По ком звонит колокол - Хемингуэй Эрнест Миллер
— А там будут фалангисты? Все это сделали они.
— Фалангисты не сражаются, — мрачно сказал он. — Они убивают в тылу. В бою мы сражаемся с другими.
— А тех никак нельзя убить? Я бы очень хотела.
— Мне и тех случалось убивать, — сказал он. — И мы еще будем их убивать. Когда мы взрывали поезда, мы убивали много фалангистов.
— Как бы мне хотелось пойти с тобой, когда ты еще будешь взрывать поезд, — сказала Мария. — Когда Пилар привела меня сюда после того поезда, я была немножко не в себе. Она тебе рассказывала, какая я была?

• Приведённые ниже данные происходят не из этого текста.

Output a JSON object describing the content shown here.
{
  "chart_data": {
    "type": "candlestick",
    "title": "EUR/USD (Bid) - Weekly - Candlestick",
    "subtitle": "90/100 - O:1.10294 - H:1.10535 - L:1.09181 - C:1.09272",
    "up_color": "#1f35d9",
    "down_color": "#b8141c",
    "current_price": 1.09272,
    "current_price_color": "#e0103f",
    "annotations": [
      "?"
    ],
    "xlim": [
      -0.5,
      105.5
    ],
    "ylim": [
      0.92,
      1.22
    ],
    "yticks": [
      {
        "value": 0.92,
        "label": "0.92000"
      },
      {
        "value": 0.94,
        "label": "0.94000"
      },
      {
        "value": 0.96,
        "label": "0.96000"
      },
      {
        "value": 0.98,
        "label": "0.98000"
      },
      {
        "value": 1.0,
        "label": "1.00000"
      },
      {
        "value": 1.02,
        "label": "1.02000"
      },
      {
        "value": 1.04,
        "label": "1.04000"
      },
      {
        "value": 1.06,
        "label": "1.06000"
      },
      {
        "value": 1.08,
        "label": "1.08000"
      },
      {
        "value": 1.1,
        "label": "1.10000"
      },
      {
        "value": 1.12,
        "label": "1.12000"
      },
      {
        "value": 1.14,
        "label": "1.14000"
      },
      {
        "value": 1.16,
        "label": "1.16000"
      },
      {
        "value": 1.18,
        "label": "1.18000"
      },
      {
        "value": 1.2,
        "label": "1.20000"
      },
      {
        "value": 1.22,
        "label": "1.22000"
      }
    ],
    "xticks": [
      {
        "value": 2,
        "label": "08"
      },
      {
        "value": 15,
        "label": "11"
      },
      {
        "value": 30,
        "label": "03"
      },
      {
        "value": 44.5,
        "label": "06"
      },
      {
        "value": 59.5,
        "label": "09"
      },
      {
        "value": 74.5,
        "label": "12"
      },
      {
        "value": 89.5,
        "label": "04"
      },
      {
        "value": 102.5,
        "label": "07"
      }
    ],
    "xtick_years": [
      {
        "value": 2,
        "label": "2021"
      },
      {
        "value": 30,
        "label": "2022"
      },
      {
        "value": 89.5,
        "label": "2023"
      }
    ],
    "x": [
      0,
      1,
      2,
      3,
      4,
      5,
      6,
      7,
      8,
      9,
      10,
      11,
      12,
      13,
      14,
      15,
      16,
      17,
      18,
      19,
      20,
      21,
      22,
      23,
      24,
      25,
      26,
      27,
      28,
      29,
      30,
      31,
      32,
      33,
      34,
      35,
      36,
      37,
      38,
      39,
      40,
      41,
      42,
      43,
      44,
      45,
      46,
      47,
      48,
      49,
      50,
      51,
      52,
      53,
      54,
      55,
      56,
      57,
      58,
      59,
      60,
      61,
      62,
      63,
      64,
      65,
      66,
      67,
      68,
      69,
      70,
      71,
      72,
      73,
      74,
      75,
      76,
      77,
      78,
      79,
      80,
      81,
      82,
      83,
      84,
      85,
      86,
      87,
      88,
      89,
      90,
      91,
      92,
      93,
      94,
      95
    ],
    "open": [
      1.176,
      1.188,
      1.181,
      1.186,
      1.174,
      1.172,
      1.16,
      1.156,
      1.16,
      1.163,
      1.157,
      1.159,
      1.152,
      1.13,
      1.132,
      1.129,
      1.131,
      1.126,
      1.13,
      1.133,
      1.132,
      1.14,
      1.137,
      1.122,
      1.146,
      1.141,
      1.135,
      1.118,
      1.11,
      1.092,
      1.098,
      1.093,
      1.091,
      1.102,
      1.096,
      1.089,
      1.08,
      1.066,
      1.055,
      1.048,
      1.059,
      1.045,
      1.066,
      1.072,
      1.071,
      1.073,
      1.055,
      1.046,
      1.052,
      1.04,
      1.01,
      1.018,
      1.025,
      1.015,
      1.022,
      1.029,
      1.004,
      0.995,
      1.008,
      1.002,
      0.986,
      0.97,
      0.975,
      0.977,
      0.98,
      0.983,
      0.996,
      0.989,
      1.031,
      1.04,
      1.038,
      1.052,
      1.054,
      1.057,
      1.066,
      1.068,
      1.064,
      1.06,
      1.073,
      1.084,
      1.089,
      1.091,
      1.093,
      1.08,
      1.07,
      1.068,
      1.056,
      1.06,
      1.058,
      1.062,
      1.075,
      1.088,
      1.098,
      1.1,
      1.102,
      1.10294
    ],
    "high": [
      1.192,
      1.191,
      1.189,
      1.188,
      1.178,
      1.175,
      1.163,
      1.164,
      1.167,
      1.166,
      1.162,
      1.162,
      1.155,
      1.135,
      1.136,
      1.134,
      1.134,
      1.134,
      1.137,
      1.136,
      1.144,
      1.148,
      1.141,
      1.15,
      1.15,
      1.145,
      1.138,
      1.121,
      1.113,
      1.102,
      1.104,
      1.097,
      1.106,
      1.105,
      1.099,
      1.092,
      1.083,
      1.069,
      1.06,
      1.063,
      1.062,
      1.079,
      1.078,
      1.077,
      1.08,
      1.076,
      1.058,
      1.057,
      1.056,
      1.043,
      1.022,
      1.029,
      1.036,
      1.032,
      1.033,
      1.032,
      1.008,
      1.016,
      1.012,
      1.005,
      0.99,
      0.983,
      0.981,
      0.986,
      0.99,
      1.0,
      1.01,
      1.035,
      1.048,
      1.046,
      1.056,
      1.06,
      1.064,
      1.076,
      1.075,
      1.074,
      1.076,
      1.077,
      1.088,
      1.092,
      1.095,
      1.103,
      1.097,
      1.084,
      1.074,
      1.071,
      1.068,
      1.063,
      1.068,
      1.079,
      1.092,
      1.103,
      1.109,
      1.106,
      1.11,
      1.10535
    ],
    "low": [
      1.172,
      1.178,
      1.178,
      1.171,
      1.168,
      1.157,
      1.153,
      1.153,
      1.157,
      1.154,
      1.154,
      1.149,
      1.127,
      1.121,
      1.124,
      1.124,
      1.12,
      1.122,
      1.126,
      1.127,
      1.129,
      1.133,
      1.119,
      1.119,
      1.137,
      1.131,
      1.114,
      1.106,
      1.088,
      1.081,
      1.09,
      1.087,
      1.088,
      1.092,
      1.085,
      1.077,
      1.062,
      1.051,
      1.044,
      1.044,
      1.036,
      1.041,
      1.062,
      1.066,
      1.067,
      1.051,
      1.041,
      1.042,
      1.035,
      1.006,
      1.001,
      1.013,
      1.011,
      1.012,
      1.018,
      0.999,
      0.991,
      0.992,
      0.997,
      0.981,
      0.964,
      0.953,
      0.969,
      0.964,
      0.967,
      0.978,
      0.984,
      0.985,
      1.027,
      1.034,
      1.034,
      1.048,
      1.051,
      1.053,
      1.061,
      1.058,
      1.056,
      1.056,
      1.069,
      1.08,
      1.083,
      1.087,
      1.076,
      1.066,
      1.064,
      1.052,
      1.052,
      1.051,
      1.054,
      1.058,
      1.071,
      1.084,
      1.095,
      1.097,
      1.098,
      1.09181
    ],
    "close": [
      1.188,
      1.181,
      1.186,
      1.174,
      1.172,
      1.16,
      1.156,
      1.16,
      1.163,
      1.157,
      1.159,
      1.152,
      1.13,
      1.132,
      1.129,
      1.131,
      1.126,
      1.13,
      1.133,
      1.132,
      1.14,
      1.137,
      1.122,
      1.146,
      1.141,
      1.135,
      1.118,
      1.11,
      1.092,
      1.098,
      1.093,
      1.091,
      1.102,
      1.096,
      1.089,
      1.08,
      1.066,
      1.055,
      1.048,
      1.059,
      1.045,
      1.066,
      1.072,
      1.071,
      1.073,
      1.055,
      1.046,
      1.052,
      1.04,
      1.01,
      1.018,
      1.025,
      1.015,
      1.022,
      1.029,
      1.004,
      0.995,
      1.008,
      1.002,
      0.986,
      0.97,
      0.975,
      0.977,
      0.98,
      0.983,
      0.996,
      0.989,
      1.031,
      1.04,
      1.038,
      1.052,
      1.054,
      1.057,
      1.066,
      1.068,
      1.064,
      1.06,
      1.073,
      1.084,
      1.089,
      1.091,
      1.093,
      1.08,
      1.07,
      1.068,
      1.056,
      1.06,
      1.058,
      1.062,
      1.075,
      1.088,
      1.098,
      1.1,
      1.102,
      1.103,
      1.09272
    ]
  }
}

— Да. Не надо говорить об этом.
— У меня голова была как будто свинцом налита, и я могла только плакать. Но есть еще одно, что я должна тебе сказать. Это я должна. Может быть, тогда ты не женишься на мне. Но, Роберто, если ты тогда не захочешь жениться на мне, может быть, можно, чтобы мы просто были всегда вместе.
— Я женюсь на тебе.
— Нет. Я совсем забыла об этом. Наверно, ты не захочешь. Понимаешь, я, наверно, не смогу тебе родить сына или дочь, потому что Пилар говорит, если б я могла, это бы уже случилось после того, что со мной делали. Я должна была тебе это сказать. Не знаю, как это я совсем забыла об этом.
— Это не важно, зайчонок, — сказал он. — Во-первых, может быть, это и не так. Только доктор может сказать наверняка. И потом, мне совсем не хочется производить на свет сына или дочь, пока этот свет такой, какой он сейчас. И всю любовь, которая у меня есть, я отдаю тебе.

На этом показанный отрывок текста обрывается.